Tuesday, January 12, 2016

GÉANT Deploys Infinera Cloud Xpress with 100 GbE for DCI

GÉANT, Europe’s leading collaboration on e-infrastructure and services for research and education (R&E), and operator of the pan-European R&E network that interconnects Europe’s National Research and Education Networks (NRENs), has deployed the Infinera Cloud Xpress to extend their 100 gigabit Ethernet (GbE) network connectivity into data centers.

Initial connectivity is being provided to Jisc, the UK organization for education and research digital services and solutions, which enables the Janet network, and CERN, the European Organization for Nuclear Research, to deliver connectivity to their data center in Budapest. The addition of the Cloud Xpress allows GÉANT to extend GbE services seamlessly into more European data centers with hyper-scale density, operational simplicity and low power consumption.

http://www.infinera.com/geant-deploys-cloud-xpress-100-gbe-for-data-center-interconnect/



Europe's GEANT Deploys ONOS

GEANT, the European research network formed last year through the integration of the TERENA and DANTE initiatives, has deployed the Open source SDN Network Operating System (ONOS) on its pan-European testbed network. The ONOS installation allows researchers to define, build, test and rebuild highly scalable, high capacity virtual networks quickly, easily and cost-effectively.

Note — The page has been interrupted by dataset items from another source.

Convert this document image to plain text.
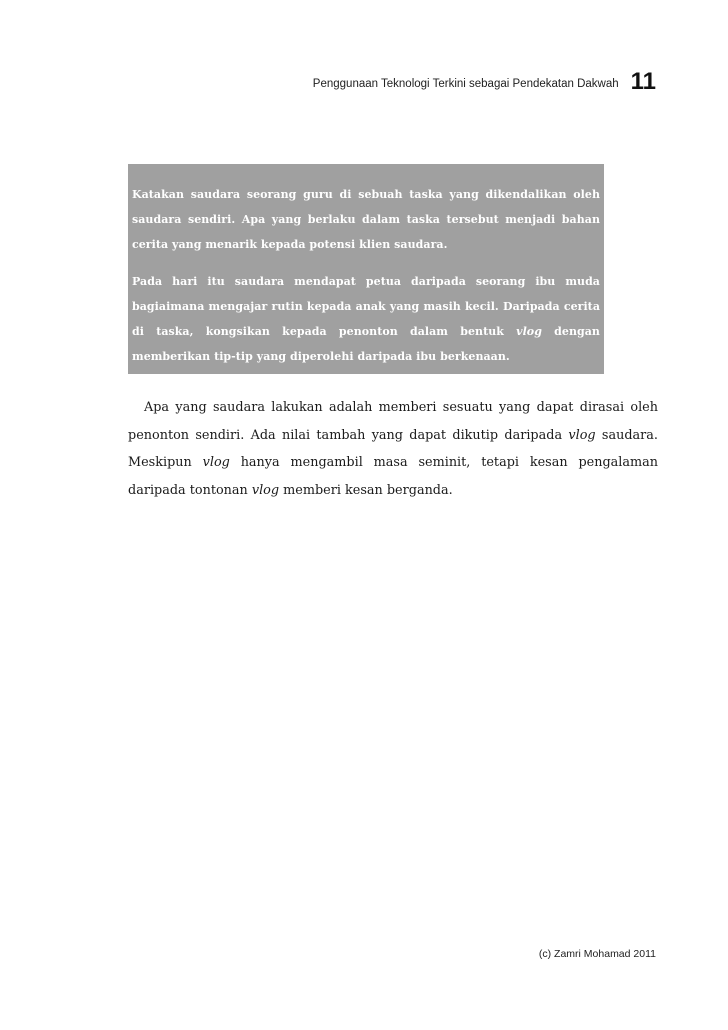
Penggunaan Teknologi Terkini sebagai Pendekatan Dakwah 11

Katakan saudara seorang guru di sebuah taska yang dikendalikan oleh saudara sendiri. Apa yang berlaku dalam taska tersebut menjadi bahan cerita yang menarik kepada potensi klien saudara.

Pada hari itu saudara mendapat petua daripada seorang ibu muda bagiaimana mengajar rutin kepada anak yang masih kecil. Daripada cerita di taska, kongsikan kepada penonton dalam bentuk vlog dengan memberikan tip-tip yang diperolehi daripada ibu berkenaan.

Apa yang saudara lakukan adalah memberi sesuatu yang dapat dirasai oleh penonton sendiri. Ada nilai tambah yang dapat dikutip daripada vlog saudara. Meskipun vlog hanya mengambil masa seminit, tetapi kesan pengalaman daripada tontonan vlog memberi kesan berganda.

(c) Zamri Mohamad 2011
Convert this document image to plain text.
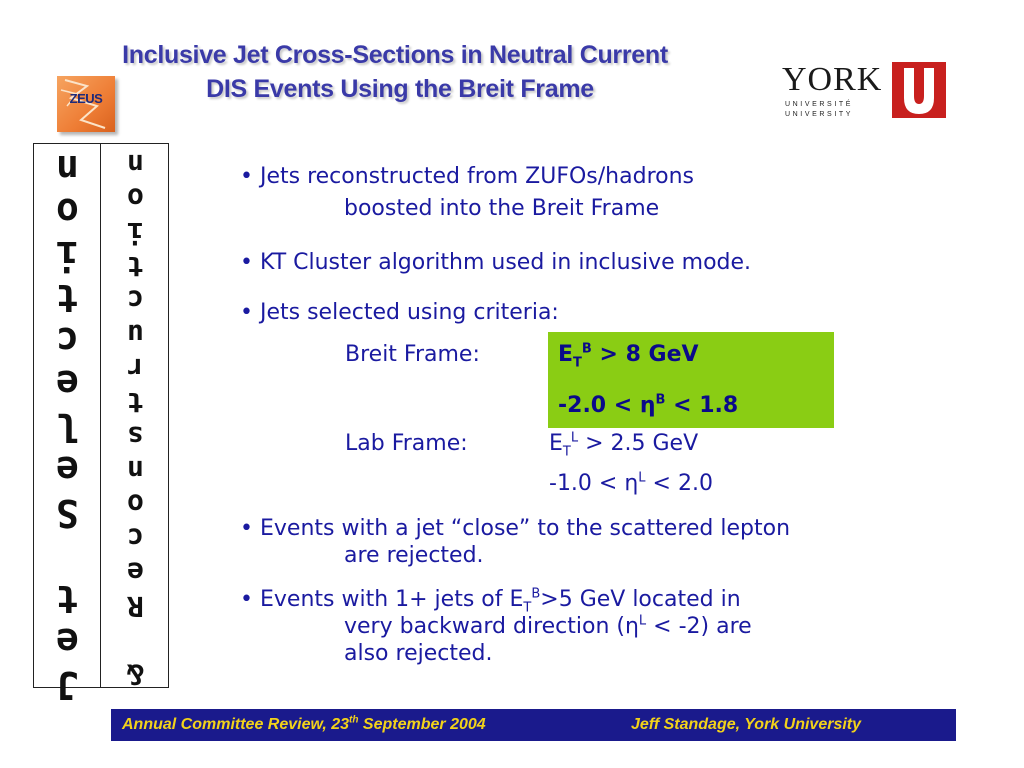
Inclusive Jet Cross-Sections in Neutral Current
DIS Events Using the Breit Frame
ZEUS
YORK
UNIVERSITÉ
UNIVERSITY
n
o
i
t
c
e
l
e
S

t
e
J
n
o
i
t
c
u
r
t
s
n
o
c
e
R

&
• Jets reconstructed from ZUFOs/hadrons
boosted into the Breit Frame
• KT Cluster algorithm used in inclusive mode.
• Jets selected using criteria:
Breit Frame:	$E_T^B > 8$ GeV
$-2.0 < \eta^B < 1.8$
Lab Frame:	$E_T^L > 2.5$ GeV
$-1.0 < \eta^L < 2.0$
• Events with a jet “close” to the scattered lepton
are rejected.
• Events with 1+ jets of $E_T^B>5$ GeV located in
very backward direction $(\eta^L < -2)$ are
also rejected.
Annual Committee Review, 23th September 2004	Jeff Standage, York University
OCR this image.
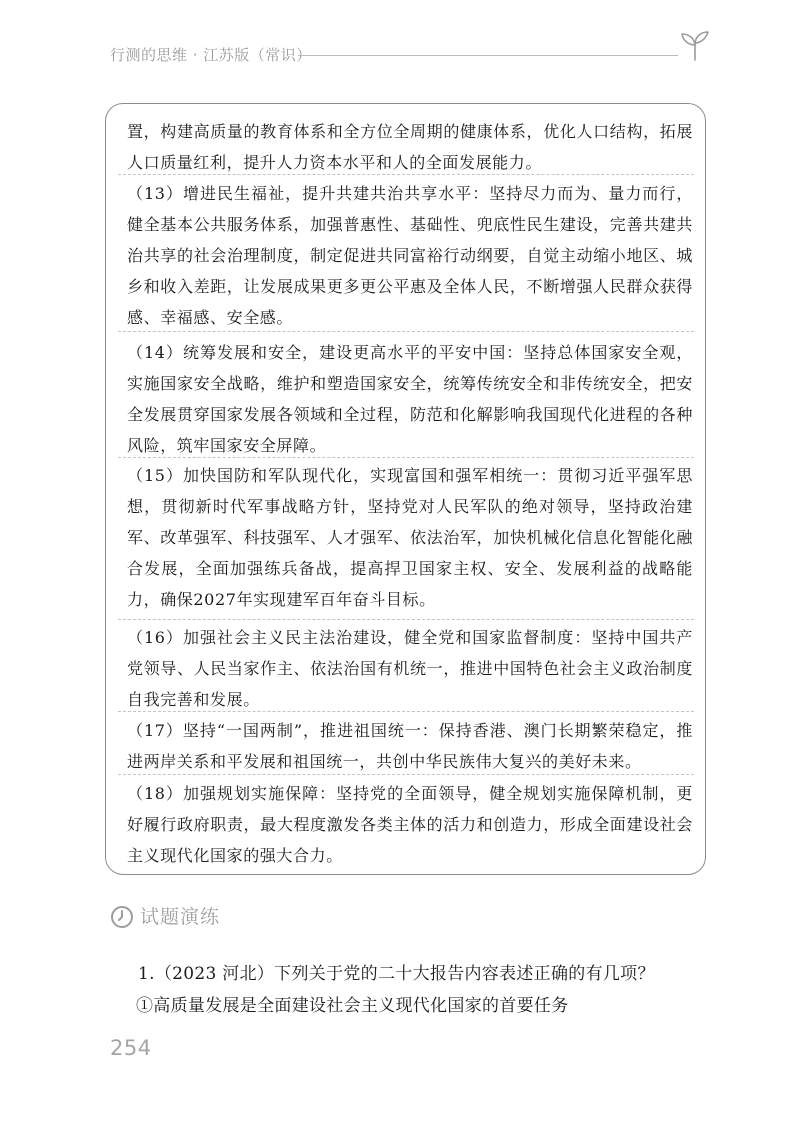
行测的思维 · 江苏版（常识）

置，构建高质量的教育体系和全方位全周期的健康体系，优化人口结构，拓展人口质量红利，提升人力资本水平和人的全面发展能力。

（13）增进民生福祉，提升共建共治共享水平：坚持尽力而为、量力而行，健全基本公共服务体系，加强普惠性、基础性、兜底性民生建设，完善共建共治共享的社会治理制度，制定促进共同富裕行动纲要，自觉主动缩小地区、城乡和收入差距，让发展成果更多更公平惠及全体人民，不断增强人民群众获得感、幸福感、安全感。

（14）统筹发展和安全，建设更高水平的平安中国：坚持总体国家安全观，实施国家安全战略，维护和塑造国家安全，统筹传统安全和非传统安全，把安全发展贯穿国家发展各领域和全过程，防范和化解影响我国现代化进程的各种风险，筑牢国家安全屏障。

（15）加快国防和军队现代化，实现富国和强军相统一：贯彻习近平强军思想，贯彻新时代军事战略方针，坚持党对人民军队的绝对领导，坚持政治建军、改革强军、科技强军、人才强军、依法治军，加快机械化信息化智能化融合发展，全面加强练兵备战，提高捍卫国家主权、安全、发展利益的战略能力，确保2027年实现建军百年奋斗目标。

（16）加强社会主义民主法治建设，健全党和国家监督制度：坚持中国共产党领导、人民当家作主、依法治国有机统一，推进中国特色社会主义政治制度自我完善和发展。

（17）坚持“一国两制”，推进祖国统一：保持香港、澳门长期繁荣稳定，推进两岸关系和平发展和祖国统一，共创中华民族伟大复兴的美好未来。

（18）加强规划实施保障：坚持党的全面领导，健全规划实施保障机制，更好履行政府职责，最大程度激发各类主体的活力和创造力，形成全面建设社会主义现代化国家的强大合力。

试题演练
1.（2023 河北）下列关于党的二十大报告内容表述正确的有几项？
①高质量发展是全面建设社会主义现代化国家的首要任务
254
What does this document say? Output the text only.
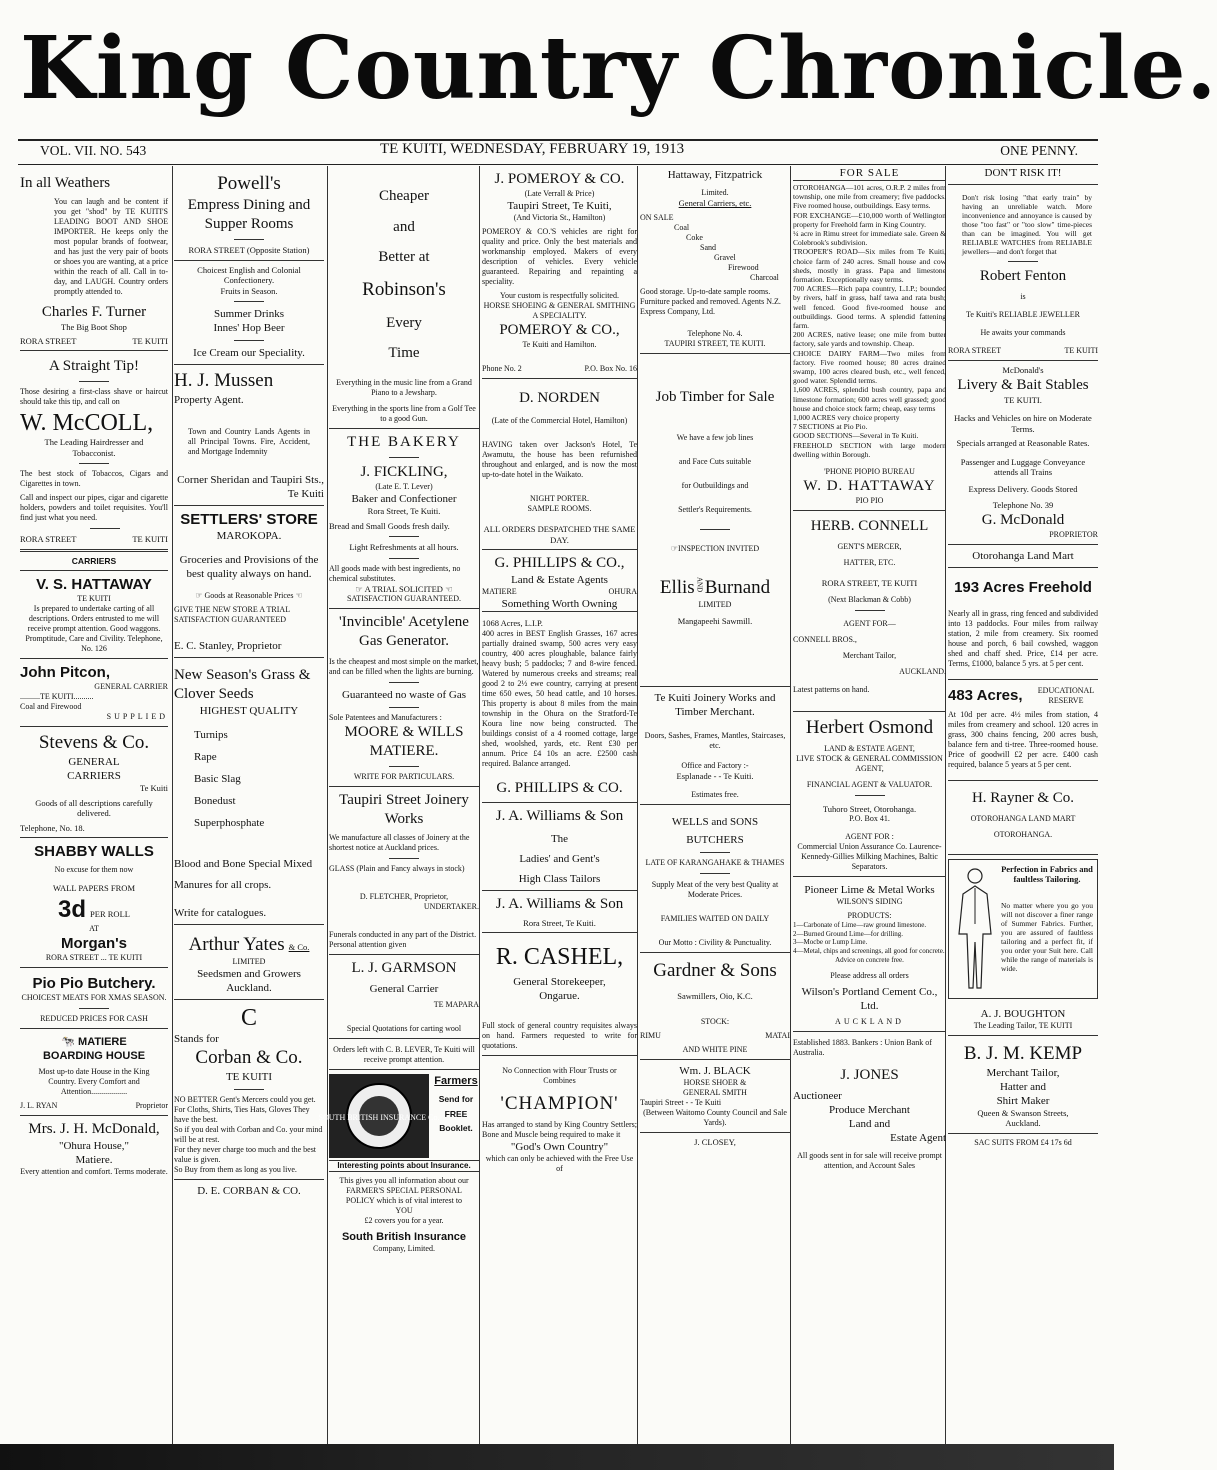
King Country Chronicle.
VOL. VII. NO. 543	TE KUITI, WEDNESDAY, FEBRUARY 19, 1913	ONE PENNY.
In all Weathers
You can laugh and be content if you get "shod" by TE KUITI'S LEADING BOOT AND SHOE IMPORTER. He keeps only the most popular brands of footwear, and has just the very pair of boots or shoes you are wanting, at a price within the reach of all. Call in to-day, and LAUGH. Country orders promptly attended to.
Charles F. Turner
The Big Boot Shop
RORA STREET	TE KUITI
A Straight Tip!
Those desiring a first-class shave or haircut should take this tip, and call on
W. McCOLL,
The Leading Hairdresser and Tobacconist.
The best stock of Tobaccos, Cigars and Cigarettes in town.
Call and inspect our pipes, cigar and cigarette holders, powders and toilet requisites. You'll find just what you need.
RORA STREET	TE KUITI
CARRIERS
V. S. HATTAWAY
TE KUITI
Is prepared to undertake carting of all descriptions. Orders entrusted to me will receive prompt attention. Good waggons. Promptitude, Care and Civility. Telephone, No. 126
John Pitcon,
GENERAL CARRIER
..........TE KUITI..........
Coal and Firewood
SUPPLIED
Stevens & Co.
GENERAL
CARRIERS
Te Kuiti
Goods of all descriptions carefully delivered.
Telephone, No. 18.
SHABBY WALLS
No excuse for them now
WALL PAPERS FROM
3d PER ROLL
AT
Morgan's
RORA STREET ... TE KUITI
Pio Pio Butchery.
CHOICEST MEATS FOR XMAS SEASON.
REDUCED PRICES FOR CASH
🐄 MATIERE
BOARDING HOUSE
Most up-to date House in the King Country. Every Comfort and Attention..................
J. L. RYAN	Proprietor
Mrs. J. H. McDonald,
"Ohura House,"
Matiere.
Every attention and comfort. Terms moderate.
Powell's
Empress Dining and Supper Rooms
RORA STREET (Opposite Station)
Choicest English and Colonial Confectionery.
Fruits in Season.
Summer Drinks
Innes' Hop Beer
Ice Cream our Speciality.
H. J. Mussen
Property Agent.
Town and Country Lands Agents in all Principal Towns. Fire, Accident, and Mortgage Indemnity
Corner Sheridan and Taupiri Sts., Te Kuiti
SETTLERS' STORE
MAROKOPA.
Groceries and Provisions of the best quality always on hand.
☞ Goods at Reasonable Prices ☜
GIVE THE NEW STORE A TRIAL SATISFACTION GUARANTEED
E. C. Stanley, Proprietor
New Season's Grass & Clover Seeds
HIGHEST QUALITY
Turnips
Rape
Basic Slag
Bonedust
Superphosphate
Blood and Bone Special Mixed Manures for all crops.
Write for catalogues.
Arthur Yates & Co.
LIMITED
Seedsmen and Growers
Auckland.
C
Stands for
Corban & Co.
TE KUITI
NO BETTER Gent's Mercers could you get.
For Cloths, Shirts, Ties Hats, Gloves They have the best.
So if you deal with Corban and Co. your mind will be at rest.
For they never charge too much and the best value is given.
So Buy from them as long as you live.
D. E. CORBAN & CO.
Cheaper
and
Better at
Robinson's
Every
Time
Everything in the music line from a Grand Piano to a Jewsharp.
Everything in the sports line from a Golf Tee to a good Gun.
THE BAKERY
J. FICKLING,
(Late E. T. Lever)
Baker and Confectioner
Rora Street, Te Kuiti.
Bread and Small Goods fresh daily.
Light Refreshments at all hours.
All goods made with best ingredients, no chemical substitutes.
☞ A TRIAL SOLICITED ☜
SATISFACTION GUARANTEED.
'Invincible' Acetylene Gas Generator.
Is the cheapest and most simple on the market, and can be filled when the lights are burning.
Guaranteed no waste of Gas
Sole Patentees and Manufacturers :
MOORE & WILLS
MATIERE.
WRITE FOR PARTICULARS.
Taupiri Street Joinery Works
We manufacture all classes of Joinery at the shortest notice at Auckland prices.
GLASS (Plain and Fancy always in stock)
D. FLETCHER, Proprietor,
UNDERTAKER.
Funerals conducted in any part of the District. Personal attention given
L. J. GARMSON
General Carrier
TE MAPARA
Special Quotations for carting wool
Orders left with C. B. LEVER, Te Kuiti will receive prompt attention.
SOUTH BRITISH INSURANCE Co.
Farmers
Send for
FREE
Booklet.
Interesting points about Insurance.
This gives you all information about our FARMER'S SPECIAL PERSONAL POLICY which is of vital interest to YOU
£2 covers you for a year.
South British Insurance
Company, Limited.
J. POMEROY & CO.
(Late Verrall & Price)
Taupiri Street, Te Kuiti,
(And Victoria St., Hamilton)
POMEROY & CO.'S vehicles are right for quality and price. Only the best materials and workmanship employed. Makers of every description of vehicles. Every vehicle guaranteed. Repairing and repainting a speciality.
Your custom is respectfully solicited.
HORSE SHOEING & GENERAL SMITHING A SPECIALITY.
POMEROY & CO.,
Te Kuiti and Hamilton.
Phone No. 2	P.O. Box No. 16
D. NORDEN
(Late of the Commercial Hotel, Hamilton)
HAVING taken over Jackson's Hotel, Te Awamutu, the house has been refurnished throughout and enlarged, and is now the most up-to-date hotel in the Waikato.
NIGHT PORTER.
SAMPLE ROOMS.
ALL ORDERS DESPATCHED THE SAME DAY.
G. PHILLIPS & CO.,
Land & Estate Agents
MATIERE	OHURA
Something Worth Owning
1068 Acres, L.I.P.
400 acres in BEST English Grasses, 167 acres partially drained swamp, 500 acres very easy country, 400 acres ploughable, balance fairly heavy bush; 5 paddocks; 7 and 8-wire fenced. Watered by numerous creeks and streams; real good 2 to 2½ ewe country, carrying at present time 650 ewes, 50 head cattle, and 10 horses. This property is about 8 miles from the main township in the Ohura on the Stratford-Te Koura line now being constructed. The buildings consist of a 4 roomed cottage, large shed, woolshed, yards, etc. Rent £30 per annum. Price £4 10s an acre. £2500 cash required. Balance arranged.
G. PHILLIPS & CO.
J. A. Williams & Son
The
Ladies' and Gent's
High Class Tailors
J. A. Williams & Son
Rora Street, Te Kuiti.
R. CASHEL,
General Storekeeper,
Ongarue.
Full stock of general country requisites always on hand. Farmers requested to write for quotations.
No Connection with Flour Trusts or Combines
'CHAMPION'
Has arranged to stand by King Country Settlers; Bone and Muscle being required to make it
"God's Own Country"
which can only be achieved with the Free Use of
Hattaway, Fitzpatrick
Limited.
General Carriers, etc.
ON SALE
Coal
Coke
Sand
Gravel
Firewood
Charcoal
Good storage. Up-to-date sample rooms. Furniture packed and removed. Agents N.Z. Express Company, Ltd.
Telephone No. 4.
TAUPIRI STREET, TE KUITI.
Job Timber for Sale
We have a few job lines
and Face Cuts suitable
for Outbuildings and
Settler's Requirements.
☞INSPECTION INVITED
EllisANDBurnand
LIMITED
Mangapeehi Sawmill.
Te Kuiti Joinery Works and Timber Merchant.
Doors, Sashes, Frames, Mantles, Staircases, etc.
Office and Factory :-
Esplanade - - Te Kuiti.
Estimates free.
WELLS and SONS
BUTCHERS
LATE OF KARANGAHAKE & THAMES
Supply Meat of the very best Quality at Moderate Prices.
FAMILIES WAITED ON DAILY
Our Motto : Civility & Punctuality.
Gardner & Sons
Sawmillers, Oio, K.C.
STOCK:
RIMU	MATAI
AND WHITE PINE
Wm. J. BLACK
HORSE SHOER &
GENERAL SMITH
Taupiri Street - - Te Kuiti
(Between Waitomo County Council and Sale Yards).
J. CLOSEY,
FOR SALE
OTOROHANGA—101 acres, O.R.P. 2 miles from township, one mile from creamery; five paddocks. Five roomed house, outbuildings. Easy terms.
FOR EXCHANGE—£10,000 worth of Wellington property for Freehold farm in King Country.
¼ acre in Rimu street for immediate sale. Green & Colebrook's subdivision.
TROOPER'S ROAD—Six miles from Te Kuiti, choice farm of 240 acres. Small house and cow sheds, mostly in grass. Papa and limestone formation. Exceptionally easy terms.
700 ACRES—Rich papa country, L.I.P.; bounded by rivers, half in grass, half tawa and rata bush; well fenced. Good five-roomed house and outbuildings. Good terms. A splendid fattening farm.
200 ACRES, native lease; one mile from butter factory, sale yards and township. Cheap.
CHOICE DAIRY FARM—Two miles from factory. Five roomed house; 80 acres drained swamp, 100 acres cleared bush, etc., well fenced, good water. Splendid terms.
1,600 ACRES, splendid bush country, papa and limestone formation; 600 acres well grassed; good house and choice stock farm; cheap, easy terms
1,000 ACRES very choice property
7 SECTIONS at Pio Pio.
GOOD SECTIONS—Several in Te Kuiti.
FREEHOLD SECTION with large modern dwelling within Borough.
'PHONE PIOPIO BUREAU
W. D. HATTAWAY
PIO PIO
HERB. CONNELL
GENT'S MERCER,
HATTER, ETC.
RORA STREET, TE KUITI
(Next Blackman & Cobb)
AGENT FOR—
CONNELL BROS.,
Merchant Tailor,
AUCKLAND.
Latest patterns on hand.
Herbert Osmond
LAND & ESTATE AGENT,
LIVE STOCK & GENERAL COMMISSION AGENT,
FINANCIAL AGENT & VALUATOR.
Tuhoro Street, Otorohanga.
P.O. Box 41.
AGENT FOR :
Commercial Union Assurance Co. Laurence-Kennedy-Gillies Milking Machines, Baltic Separators.
Pioneer Lime & Metal Works
WILSON'S SIDING
PRODUCTS:
1—Carbonate of Lime—raw ground limestone.
2—Burned Ground Lime—for drilling.
3—Mocbe or Lump Lime.
4—Metal, chips and screenings, all good for concrete.
Advice on concrete free.
Please address all orders
Wilson's Portland Cement Co., Ltd.
AUCKLAND
Established 1883. Bankers : Union Bank of Australia.
J. JONES
Auctioneer
Produce Merchant
Land and
Estate Agent
All goods sent in for sale will receive prompt attention, and Account Sales
DON'T RISK IT!
Don't risk losing "that early train" by having an unreliable watch. More inconvenience and annoyance is caused by those "too fast" or "too slow" time-pieces than can be imagined. You will get RELIABLE WATCHES from RELIABLE jewellers—and don't forget that
Robert Fenton
is
Te Kuiti's RELIABLE JEWELLER
He awaits your commands
RORA STREET	TE KUITI
McDonald's
Livery & Bait Stables
TE KUITI.
Hacks and Vehicles on hire on Moderate Terms.
Specials arranged at Reasonable Rates.
Passenger and Luggage Conveyance attends all Trains
Express Delivery. Goods Stored
Telephone No. 39
G. McDonald
PROPRIETOR
Otorohanga Land Mart
193 Acres Freehold
Nearly all in grass, ring fenced and subdivided into 13 paddocks. Four miles from railway station, 2 mile from creamery. Six roomed house and porch, 6 bail cowshed, waggon shed and chaff shed. Price, £14 per acre. Terms, £1000, balance 5 yrs. at 5 per cent.
483 Acres,	EDUCATIONAL RESERVE
At 10d per acre. 4½ miles from station, 4 miles from creamery and school. 120 acres in grass, 300 chains fencing, 200 acres bush, balance fern and ti-tree. Three-roomed house. Price of goodwill £2 per acre. £400 cash required, balance 5 years at 5 per cent.
H. Rayner & Co.
OTOROHANGA LAND MART
OTOROHANGA.
Perfection in Fabrics and faultless Tailoring.
No matter where you go you will not discover a finer range of Summer Fabrics. Further, you are assured of faultless tailoring and a perfect fit, if you order your Suit here. Call while the range of materials is wide.
A. J. BOUGHTON
The Leading Tailor, TE KUITI
B. J. M. KEMP
Merchant Tailor,
Hatter and
Shirt Maker
Queen & Swanson Streets,
Auckland.
SAC SUITS FROM £4 17s 6d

Specifically, GEANT is running a new Inter Cluster ONOS Network Application (ICONA) – developed by CREATE-NET and the University of Rome Tor Vergata/CNIT in collaboration with the ONOS project – to efficiently manage the intercommunication of geographically distributed ONOS clusters and deliver faster controller response time during network events such as failures or congested links.

GEANT's GTS network is currently comprised of four points of presence (PoPs) located in Amsterdam, Bratislava, Lubiana and Prague, creating a software-defined network entirely based on OpenFlow. Each external entity (e.g. CREATE-NET and University of Rome) connected to the testbed exposes a "legacy" Border Gateway Protocol (BGP ) router that peers directly with the border router placed in the Amsterdam PoP of the GTS network, thus exchanging IP routes with the rest of the global network IP prefixes. This enables the entities connected to communicate together and with the rest of the universities and the research institutions attached to the global network. In fact, the Amsterdam PoP connects GTS directly with Internet2 in the U.S. Through ONOS' application intent framework, the ONOS clusters are able to provide L2 connectivity between all the "legacy" routers connected at the edge of the network.